Möglichst lange leben und dabei gesund bleiben – das hat für immer mehr Menschen oberste Priorität. Healthy-Aging-Ärztin und Europas Longevity-Pionierin Karin Stengg verrät, was wir täglich tun können, um dieses Ziel zu erreichen.
Wie alt werden wir? Und wie lange können wir ein beschwerdefreies Leben führen? Wenn wir übers Älterwerden nachdenken, orientieren wir uns meist an Ereignissen, die in der Zukunft liegen. Dabei sollten wir unsere volle Aufmerksamkeit auf die Gegenwart richten. Denn: "Wie schnell und wie wir altern, haben wir zu einem großen Teil selbst in der Hand – und zwar jetzt", weiß Karin Stengg, Unfallchirurgin, Osteopathin und Präsidentin der internationalen Gesellschaft für Healthy Aging Medicine.

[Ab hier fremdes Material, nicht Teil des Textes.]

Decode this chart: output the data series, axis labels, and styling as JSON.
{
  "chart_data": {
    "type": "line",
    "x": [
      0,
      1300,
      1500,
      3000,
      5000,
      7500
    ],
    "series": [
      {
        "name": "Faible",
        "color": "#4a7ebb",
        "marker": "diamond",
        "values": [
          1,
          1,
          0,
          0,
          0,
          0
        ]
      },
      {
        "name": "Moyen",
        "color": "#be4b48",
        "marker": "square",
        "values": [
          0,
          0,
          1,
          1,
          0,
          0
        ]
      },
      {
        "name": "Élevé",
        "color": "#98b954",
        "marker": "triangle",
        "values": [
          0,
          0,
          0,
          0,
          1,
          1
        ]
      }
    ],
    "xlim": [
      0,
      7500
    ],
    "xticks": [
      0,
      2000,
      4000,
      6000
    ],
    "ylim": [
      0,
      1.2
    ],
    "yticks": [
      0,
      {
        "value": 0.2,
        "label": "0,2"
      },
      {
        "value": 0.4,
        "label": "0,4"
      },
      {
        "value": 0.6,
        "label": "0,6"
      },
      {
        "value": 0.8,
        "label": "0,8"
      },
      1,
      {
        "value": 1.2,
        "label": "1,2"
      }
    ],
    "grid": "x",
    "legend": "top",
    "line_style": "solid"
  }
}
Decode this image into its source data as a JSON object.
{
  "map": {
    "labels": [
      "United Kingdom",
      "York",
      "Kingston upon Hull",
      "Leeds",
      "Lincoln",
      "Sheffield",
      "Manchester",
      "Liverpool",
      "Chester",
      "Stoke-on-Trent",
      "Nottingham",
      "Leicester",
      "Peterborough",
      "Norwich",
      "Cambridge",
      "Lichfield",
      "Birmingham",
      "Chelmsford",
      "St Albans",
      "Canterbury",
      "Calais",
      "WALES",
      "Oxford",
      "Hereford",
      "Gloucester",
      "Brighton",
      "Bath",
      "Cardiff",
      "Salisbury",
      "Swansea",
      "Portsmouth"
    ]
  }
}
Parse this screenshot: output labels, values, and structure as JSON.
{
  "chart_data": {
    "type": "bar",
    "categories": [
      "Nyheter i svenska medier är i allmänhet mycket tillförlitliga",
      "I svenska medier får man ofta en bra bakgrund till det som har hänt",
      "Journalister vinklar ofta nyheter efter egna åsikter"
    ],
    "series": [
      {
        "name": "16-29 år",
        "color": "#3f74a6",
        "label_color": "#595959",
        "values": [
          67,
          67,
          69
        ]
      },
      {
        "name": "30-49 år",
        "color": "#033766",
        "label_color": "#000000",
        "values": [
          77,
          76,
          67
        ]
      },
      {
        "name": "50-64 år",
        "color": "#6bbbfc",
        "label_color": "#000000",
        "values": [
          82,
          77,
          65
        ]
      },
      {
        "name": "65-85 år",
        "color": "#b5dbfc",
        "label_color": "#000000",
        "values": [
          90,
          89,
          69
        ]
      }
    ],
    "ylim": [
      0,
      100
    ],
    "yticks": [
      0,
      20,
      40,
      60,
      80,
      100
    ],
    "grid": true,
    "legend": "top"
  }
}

75 Prozent des Alterungsprozesses sind der Epigenetik geschuldet – damit sind Umweltfaktoren sowie individuelles Verhalten gemeint: "Unsere Gene bestimmen nur zu etwa 25 Prozent, wie lange wir leben werden." Alterung entsteht immer auf Zellebene: "Das sogenannte Epigenom nimmt eine wichtige Stellung bei der Steuerung des Erbguts ein und wird durch äußere Faktoren und unseren Lebensstil verändert. Die gute Nachricht ist jedoch, dass es bis in das hohe Alter veränderbar ist."
Man hat herausgefunden, dass jeder Mensch mit einer gewissen Anzahl von Zellteilungen auf die Welt kommt. "Die Longevity-Medizin hilft dabei, vermehrte Zellteilungen zu verhindern, indem sie Faktoren des Lebensstils und genetische Faktoren analysiert und daraus einen personalisierten Plan erstellt, um Schäden zu vermeiden."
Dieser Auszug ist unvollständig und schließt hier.